Speaking of story, another issue involves the filmmakers (directors Pierre Coffin and Chris Renaud, screenwriters Cinco Paul and Ken Daurio, story writer Sergio Pablos) falling for the trap that “bigger is better.” There is too much going on; the screenplay is stuffed with enough material to fill another movie. The main conflict involves Gru being hired by the Anti-Villains League (AVL), a super secret agency meant to prevent global crime. The AVL recruits Gru to help discover the baddy responsible for recent robberies around the world, and bring them into custody. But there’s so much more than that. We also have the kids trying to help Gru find a girlfriend, Gru’s budding relationship with his AVL partner Lucy Wilde (Kristen Wiig), Gru trying to stop Margo from falling in love with her newest crush Antonio Perez (Moises Arias), his growing suspicion of Antonio’s father Eduardo (Benjamin Bratt), and the discovery that the Minions are mysteriously being kidnapped. Oh, and there’s also a killer chicken on the loose. We’re going to need Cliffs Notes just to keep up with how much is going on here.
But I don’t want to sound like the old curmudgeon who didn’t find anything to enjoy, because really, there’s a lot to like here. Despite the bloated plot, the pace skips along quite nicely; there is never a section where it lagged. The animation from Illumination Entertainment has creativity bursting out of its ears, from character designs to certain camera angles. For those that like 3D, we are given some nice visual tricks. During certain scenes, the 3D enhances the depth of field, but the filmmakers aren’t afraid to occasionally have something come straight out of the screen.

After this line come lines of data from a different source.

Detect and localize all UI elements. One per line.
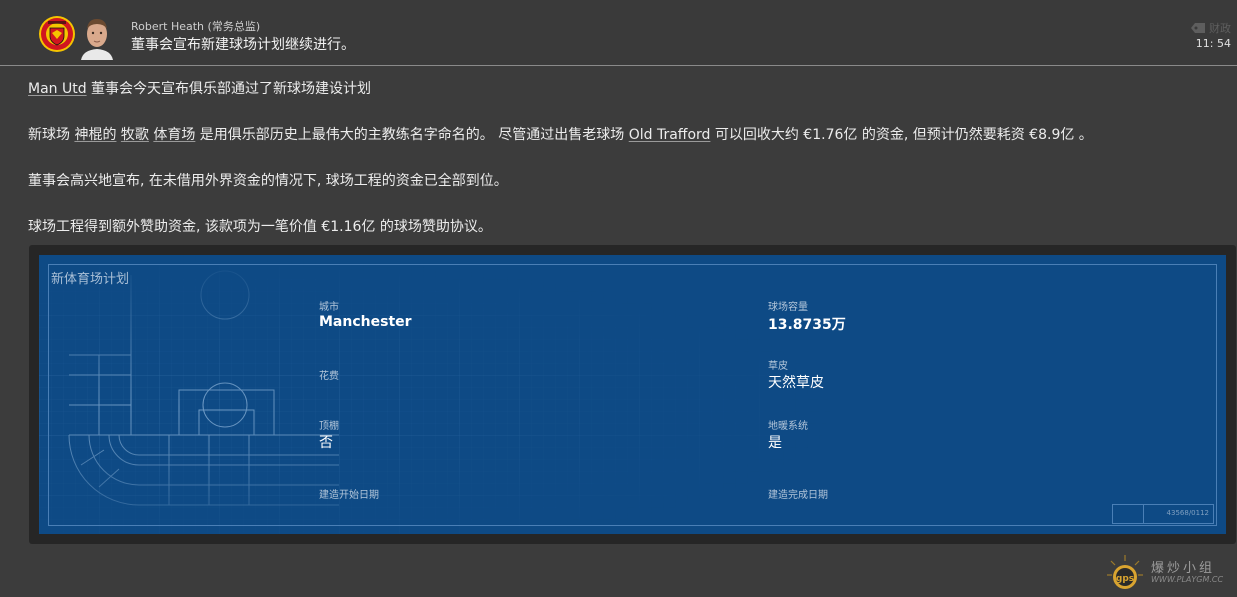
svg-text:gps: gps: [1116, 574, 1134, 584]
stamp-cell: [1113, 505, 1144, 523]
stamp-code: 43568/0112: [1166, 509, 1209, 517]
watermark: gps 爆炒小组 WWW.PLAYGM.CC: [1103, 553, 1237, 593]
sender-role: (常务总监): [207, 20, 261, 33]
club-link[interactable]: Man Utd: [28, 81, 87, 97]
roof-value: 否: [319, 435, 333, 451]
sender-line: Robert Heath (常务总监): [131, 18, 260, 34]
stadium-name-link-2[interactable]: 牧歌: [121, 127, 149, 143]
construction-end-label: 建造完成日期: [768, 490, 828, 501]
heating-value: 是: [768, 435, 782, 451]
paragraph-2-text: 可以回收大约 €1.76亿 的资金, 但预计仍然要耗资 €8.9亿 。: [710, 127, 1093, 143]
stadium-name-link-1[interactable]: 神棍的: [74, 127, 116, 143]
gps-badge-icon: gps: [1107, 555, 1143, 589]
heating-label: 地暖系统: [768, 421, 808, 432]
old-stadium-link[interactable]: Old Trafford: [629, 127, 711, 143]
category-tag-label: 财政: [1209, 22, 1231, 35]
paragraph-4: 球场工程得到额外赞助资金, 该款项为一笔价值 €1.16亿 的球场赞助协议。: [28, 219, 492, 235]
paragraph-2: 新球场 神棍的 牧歌 体育场 是用俱乐部历史上最伟大的主教练名字命名的。 尽管通…: [28, 124, 1093, 144]
message-time: 11: 54: [1195, 37, 1231, 50]
paragraph-3: 董事会高兴地宣布, 在未借用外界资金的情况下, 球场工程的资金已全部到位。: [28, 173, 508, 189]
tag-icon: [1191, 23, 1205, 33]
capacity-label: 球场容量: [768, 302, 808, 313]
category-tag: 财政: [1191, 20, 1231, 36]
paragraph-2-text: 是用俱乐部历史上最伟大的主教练名字命名的。 尽管通过出售老球场: [195, 127, 629, 143]
city-value: Manchester: [319, 314, 412, 330]
watermark-text: 爆炒小组: [1151, 561, 1216, 576]
card-title: 新体育场计划: [51, 272, 130, 287]
stadium-plan-card: 新体育场计划 城市 Manchester 球场容量 13.8735万 花费 草皮…: [39, 255, 1226, 534]
construction-start-label: 建造开始日期: [319, 490, 379, 501]
sender-name[interactable]: Robert Heath: [131, 20, 204, 33]
club-crest-icon[interactable]: [38, 15, 76, 53]
paragraph-1: Man Utd 董事会今天宣布俱乐部通过了新球场建设计划: [28, 78, 371, 98]
blueprint-stamp: 43568/0112: [1112, 504, 1214, 524]
paragraph-2-text: 新球场: [28, 127, 75, 143]
pitch-value: 天然草皮: [768, 375, 824, 391]
paragraph-1-text: 董事会今天宣布俱乐部通过了新球场建设计划: [86, 81, 372, 97]
stadium-name-link-3[interactable]: 体育场: [153, 127, 195, 143]
message-headline: 董事会宣布新建球场计划继续进行。: [131, 37, 355, 53]
cost-label: 花费: [319, 371, 339, 382]
card-inner-border: [48, 264, 1217, 526]
message-header: Robert Heath (常务总监) 董事会宣布新建球场计划继续进行。 财政 …: [0, 0, 1237, 66]
watermark-url: WWW.PLAYGM.CC: [1151, 575, 1224, 584]
roof-label: 顶棚: [319, 421, 339, 432]
pitch-label: 草皮: [768, 361, 788, 372]
sender-avatar[interactable]: [78, 12, 116, 60]
capacity-value: 13.8735万: [768, 317, 846, 333]
city-label: 城市: [319, 302, 339, 313]
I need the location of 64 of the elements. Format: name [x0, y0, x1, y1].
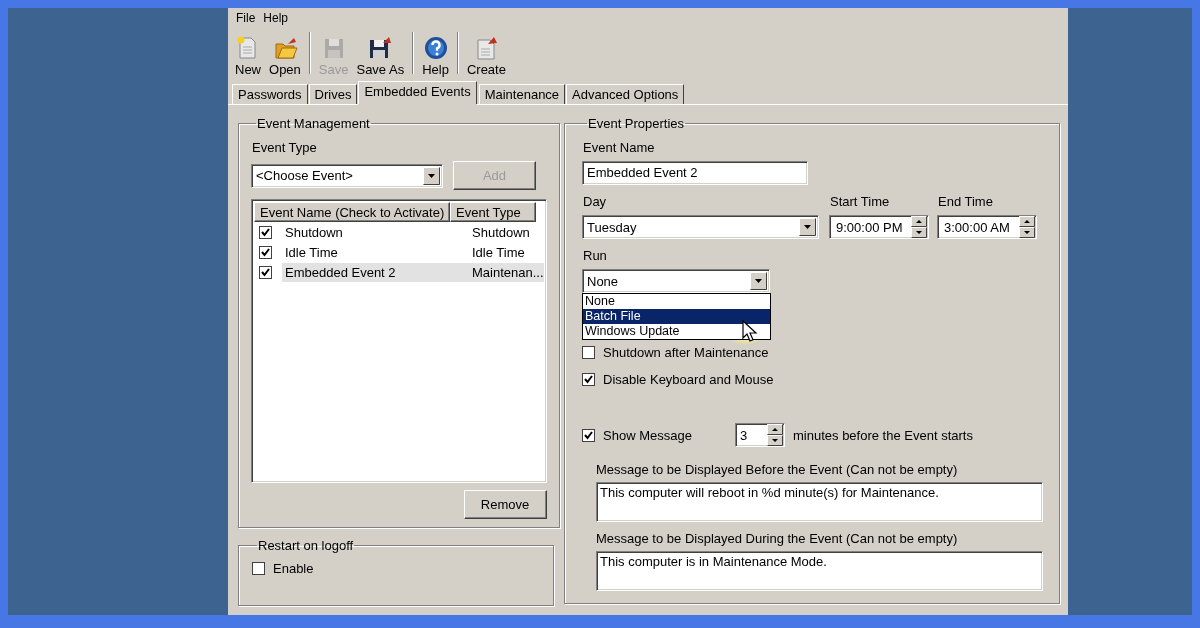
toolbar-button[interactable]: Save As: [352, 28, 409, 80]
checkbox[interactable]: [582, 346, 595, 359]
menu-item[interactable]: Help: [259, 11, 293, 25]
help-icon: [422, 35, 449, 61]
message-field[interactable]: This computer is in Maintenance Mode.: [596, 551, 1043, 591]
column-header[interactable]: Event Name (Check to Activate): [254, 202, 450, 222]
checkbox-label[interactable]: Shutdown after Maintenance: [603, 345, 769, 360]
field-label: Message to be Displayed During the Event (Can not be empty): [596, 531, 959, 546]
floppy-arrow-icon: [367, 35, 394, 61]
checkbox[interactable]: [582, 373, 595, 386]
checkbox-label[interactable]: Enable: [273, 561, 314, 576]
list-cell[interactable]: Maintenan...: [467, 262, 544, 282]
toolbar-button[interactable]: Open: [265, 28, 305, 80]
field-label: minutes before the Event starts: [793, 427, 973, 443]
tab[interactable]: Embedded Events: [358, 81, 477, 104]
checkbox[interactable]: [259, 265, 272, 279]
message-field[interactable]: This computer will reboot in %d minute(s) for Maintenance.: [596, 482, 1043, 522]
tab[interactable]: Maintenance: [478, 84, 566, 104]
minutes-field[interactable]: 3: [735, 423, 785, 447]
toolbar-button[interactable]: New: [231, 28, 265, 80]
caret-icon[interactable]: [750, 272, 767, 290]
field-label: Message to be Displayed Before the Event (Can not be empty): [596, 462, 959, 477]
group-title: Event Properties: [587, 116, 686, 131]
list-cell[interactable]: Idle Time: [282, 242, 467, 262]
list-cell[interactable]: Shutdown: [282, 222, 467, 242]
toolbar-button[interactable]: Help: [418, 28, 453, 80]
day-dropdown[interactable]: Tuesday: [582, 215, 819, 239]
checkbox[interactable]: [259, 225, 272, 239]
run-dropdown[interactable]: None: [582, 269, 770, 293]
field-label: Event Type: [252, 140, 318, 155]
column-header[interactable]: Event Type: [450, 202, 536, 222]
list-cell[interactable]: Embedded Event 2: [282, 262, 467, 282]
toolbar-button[interactable]: Create: [462, 28, 510, 80]
dropdown-option[interactable]: None: [583, 294, 770, 309]
checkbox-label[interactable]: Show Message: [603, 427, 727, 443]
field-label: Event Name: [583, 140, 656, 155]
checkbox[interactable]: [582, 428, 595, 442]
field-label: Run: [583, 248, 608, 263]
menu-item[interactable]: File: [232, 11, 260, 25]
caret-icon[interactable]: [423, 166, 440, 185]
event-type-dropdown[interactable]: <Choose Event>: [251, 163, 443, 188]
list-cell[interactable]: Shutdown: [467, 222, 530, 242]
remove-button[interactable]: Remove: [463, 490, 547, 519]
group-title: Restart on logoff: [257, 538, 355, 553]
field-label: Start Time: [830, 194, 891, 209]
checkbox[interactable]: [259, 245, 272, 259]
list-cell[interactable]: Idle Time: [467, 242, 525, 262]
event-name-field[interactable]: Embedded Event 2: [582, 161, 808, 185]
time-field[interactable]: 3:00:00 AM: [937, 215, 1037, 239]
dropdown-option[interactable]: Windows Update: [583, 324, 770, 339]
field-label: Day: [583, 194, 608, 209]
tab[interactable]: Advanced Options: [566, 84, 685, 104]
checkbox-label[interactable]: Disable Keyboard and Mouse: [603, 372, 774, 387]
tab[interactable]: Passwords: [232, 84, 308, 104]
dropdown-option[interactable]: Batch File: [583, 309, 770, 324]
spin-buttons[interactable]: [911, 216, 927, 238]
tab[interactable]: Drives: [308, 84, 358, 104]
spin-buttons[interactable]: [767, 424, 783, 446]
spin-buttons[interactable]: [1019, 216, 1035, 238]
field-label: End Time: [938, 194, 994, 209]
checkbox[interactable]: [252, 562, 265, 575]
group-title: Event Management: [256, 116, 371, 131]
caret-icon[interactable]: [799, 218, 816, 236]
time-field[interactable]: 9:00:00 PM: [829, 215, 929, 239]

Above all, what makes this a success is the comedy. There are plenty of laughs, enough to satisfy both children and adults. We get a balance of both crude humor and sly wit. That’s probably the best you can ask for when one of the main weapons featured is called a Fart Gun. The best new addition is from Kristin Wiig (who actually played a different character in the first film). Lucy is dorky and nerdy and a little bit of a neurotic, but she’s hilarious and makes a perfect fit for Gru’s deadly pessimism. It’s no surprise that the Minions are set to have their own movie; they’re such a rowdy and happy bunch that you want to hang out with them all the time. Each has their own unique personality, but at the same time, they’re so weird and different that they can do mundane activities and make it look amusing.
If you liked Despicable Me, then chances are you’re going to like Despicable Me 2. The emotion that made the first one such a hit is unfortunately missing in this installment, but there is enough action and laughs for the entire family to walk out feeling satisfied. The action scenes might get a little too hectic, and there’s also that questionable element of how different ethnic cultures are depicted, but I don’t think it gets to the point of being offensive. It’s bright, fun, and exists with good intentions. Hard to hate on something like that.